Barry Brandman, president of Danbee Investigations, told the staff at SupplyChainBrain, “One of the most common mistakes is for companies to have a higher opinion of their supply chain safeguards than is true in actual reality.” [“How Secure is YOUR Supply Chain?” 12 August 2011] The article continues:

“As a best practice, companies should re-assess their security to determine what aspects are superficial and where there is meaningful protection. ‘It is important to go beneath the surface and to test systems to see if they can counteract the type of threats we are seeing today,’ he says. These include inventory theft from DCs, cargo theft in transit, sabotage, product tampering and the placement of unmanifested materials or weapons inside conveyances bound for this country or moving domestically, Brandman says. Once an assessment is made, companies need to strengthen areas of weakness. … In addition, it is extremely important for companies to audit their programs, he says. … Sometimes undercover work may be the best way to get to the bottom of security issues, he says. ‘Undercover information can shed tremendous intelligence on individual theft, collusion and fraud, and can uncover problems like workplace substance abuse, poor supervision, neglect or non-adherence to company policies and procedures,’ says Brandman. ‘These are issues that can negatively impact the bottom line and expose a company to significant loss, which is why undercover continues to be frequently used.'”

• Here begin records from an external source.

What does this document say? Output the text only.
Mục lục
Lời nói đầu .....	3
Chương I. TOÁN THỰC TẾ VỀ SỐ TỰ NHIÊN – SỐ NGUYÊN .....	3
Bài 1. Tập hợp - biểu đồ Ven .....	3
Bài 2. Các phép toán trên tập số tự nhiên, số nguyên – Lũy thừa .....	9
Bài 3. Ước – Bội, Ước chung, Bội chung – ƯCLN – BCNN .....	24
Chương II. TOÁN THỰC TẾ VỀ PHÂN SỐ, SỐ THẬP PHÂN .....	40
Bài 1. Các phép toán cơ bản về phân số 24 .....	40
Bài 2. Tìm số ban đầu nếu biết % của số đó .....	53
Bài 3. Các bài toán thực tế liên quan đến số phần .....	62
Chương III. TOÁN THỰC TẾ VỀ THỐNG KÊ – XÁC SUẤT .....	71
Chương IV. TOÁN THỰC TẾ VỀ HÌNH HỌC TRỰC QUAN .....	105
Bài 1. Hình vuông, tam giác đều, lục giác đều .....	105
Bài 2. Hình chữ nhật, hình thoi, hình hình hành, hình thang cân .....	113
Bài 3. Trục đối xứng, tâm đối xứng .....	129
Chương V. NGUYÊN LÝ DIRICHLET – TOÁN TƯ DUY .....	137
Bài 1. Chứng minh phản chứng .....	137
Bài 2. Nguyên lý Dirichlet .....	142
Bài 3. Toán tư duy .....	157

The Economist reports that “good forgeries can be hard to detect—even for experts.” [“Zapping fakes with lasers,” 3 September 2011] The article reports that a London-based company called Ingenia Technology has developed a fast, low-cost way of shining a laser at the surface of an object to record “the characteristic way in which the light is reflected back.” The process records “patterns [that] are unique to each item and thus could be used like a fingerprint, to provide an almost foolproof means of identification.” They call this process “laser surface authentication.” The article continues:

“According to Andrew Gilbert, one of Ingenia’s directors, the probability of two surfaces generating the same code is less than one in a million trillion trillion. That is far more accurate than fingerprints, for example. Nor is the system easy to fool. A piece of paper such as a banknote can be crumpled, soaked in water, scorched and scribbled on but will still be readable. Even torn, scratched and partially missing surfaces can be read. … With scan times of less than a second, the system is fast enough to be used on a production line. Nor does it involve having to make changes to a product or its packaging to incorporate security features, such as adding watermarks, fitting holograms or implanting microchips. Ingenia has tested the system on the packaging used for various luxury goods, along with the security seals used on dangerous or valuable substances, and on passports, postage stamps and documents such as financial instruments. Indeed, should a bank want to, it could match every note it issued against its printed serial number. However clever a counterfeiter was, forgery would then be all but impossible.”

While laser scanning may not be useful for detecting some tainted technology products, it’s another weapon in the arsenal that can help secure the supply chain. The point is that tainted and counterfeit goods have become such a challenge (and such a threat) that much more attention is being paid to find solutions to counter the problem. For consumers and companies, this is good news.